Monday, March 14, 2005

Table Fellowship; the New Weapon

By now you have heard that when the Primates (Archbishops of the Anglican Communion) met in Ireland a few weeks ago, there was a controversy regarding sharing communion. It seems that the ultra-conservatives would not come to the Lord's table with heretics like Frank Griswold, Presiding Bishop of the Episcopal Church.

Thinking Anglicans points us to a recent report in the Telegraph; Clergymen refuse communion with bishop in row over gays;

In what could be the start of an escalating conflict, at least eight conservative clerics have told the Bishop of Chelmsford, the Rt Rev John Gladwin, that they will refuse to share Holy Communion with him.
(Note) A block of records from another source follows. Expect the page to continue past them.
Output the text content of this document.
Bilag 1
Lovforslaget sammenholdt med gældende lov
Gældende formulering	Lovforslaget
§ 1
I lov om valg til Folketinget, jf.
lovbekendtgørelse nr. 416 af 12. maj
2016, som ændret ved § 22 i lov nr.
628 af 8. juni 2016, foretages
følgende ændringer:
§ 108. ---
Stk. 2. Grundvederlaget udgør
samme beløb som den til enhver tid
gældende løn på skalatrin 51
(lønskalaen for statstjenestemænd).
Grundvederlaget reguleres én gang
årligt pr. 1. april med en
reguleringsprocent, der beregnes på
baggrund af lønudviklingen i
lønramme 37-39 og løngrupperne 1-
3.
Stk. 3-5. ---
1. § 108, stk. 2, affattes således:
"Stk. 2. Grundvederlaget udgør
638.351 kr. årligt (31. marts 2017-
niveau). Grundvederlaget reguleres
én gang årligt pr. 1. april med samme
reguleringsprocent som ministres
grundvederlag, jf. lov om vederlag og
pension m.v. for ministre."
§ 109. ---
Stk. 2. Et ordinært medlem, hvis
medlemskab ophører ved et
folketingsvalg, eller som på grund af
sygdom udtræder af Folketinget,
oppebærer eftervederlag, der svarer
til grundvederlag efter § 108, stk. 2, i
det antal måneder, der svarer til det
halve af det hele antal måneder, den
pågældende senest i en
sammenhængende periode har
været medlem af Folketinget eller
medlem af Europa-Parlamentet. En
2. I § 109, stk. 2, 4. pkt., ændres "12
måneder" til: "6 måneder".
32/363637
They are furious that the bishop and five of his colleagues sent a letter to a national newspaper earlier this week announcing their determined support for liberal Anglicans in North America...
First the bible is transformed into a weapon used to beat those with whom you disagree into submission. Now table fellowship is the new tool of destruction to be drawn from the arsenal. We live in bizarre times.

It's difficult to keep track of exactly who is still in communion with whom. Pretty soon, we'll have to answer a questionaire before we can approach the altar.

I'm not the only one confused by this latest tactic. Here are some of the thoughts of Stephen Gerth, rector of St. Mary the Virgin, NYC;

Let me see if I have this right. Rowan Williams has asked Frank Griswold not to come to dinner because if he shows up Peter Akinola and his friends won’t come. Rowan Williams is the archbishop of Canterbury. Frank Griswold is our presiding bishop. Peter Akinola is the archbishop of the Church of Nigeria. Akinola thinks Griswold does not belong at the archbishop’s table any more. I wonder why Williams is letting Akinola get away with this.

Akinola isn’t the only bishop who thinks his way. Griswold isn’t the only bishop in favor of an inclusive Church. The primates have also asked the Anglican Church of Canada not to send representatives to meetings of the Anglican Consultative Council for the next three years. We are told this will give us the opportunity to explain ourselves. I find myself thinking about the opportunity Jesus was given to explain himself. But Jesus wasn’t on trial. Pilate was. And I don’t think the Episcopal Church is on trial. The Archbishop of Canterbury is. He has to decide who is invited.

I’m stunned that the Archbishop of Canterbury would go along with uninviting people to the table. He has never found it necessary not to invite divorced and remarried bishops to Anglican gatherings. I find it amazing that he has allowed himself to be held hostage over this issue of the sexual orientation of an American bishop...

...I can’t help wondering whether Rowan Williams really wants to be held hostage by Peter Akinola and his friends over this issue. Does he really want the Anglican Communion to solve its problems by excommunication? Is Canterbury still in England or did it move?
It is worth noting that the Episcopal Church has not declared herself out of communion with anyone. I can't imagine a time when we would ever use the threat of excommunication as a weapon. If we did, I would strongly object. It's not our table, after all.

So Archbishop Akinola, although I know you will most likely decline the invitation, I want you to know that you will always be welcome to share the Holy Eucharist with me. Personally, I don't care for your style, your theology, or your politics, yet I must recognize you as a brother in Christ.

But, if you show up in rochet and chemire, I'm not sure I'll be able to honor the invitation. Sorry, but those frilly sleeves are just a bit too much.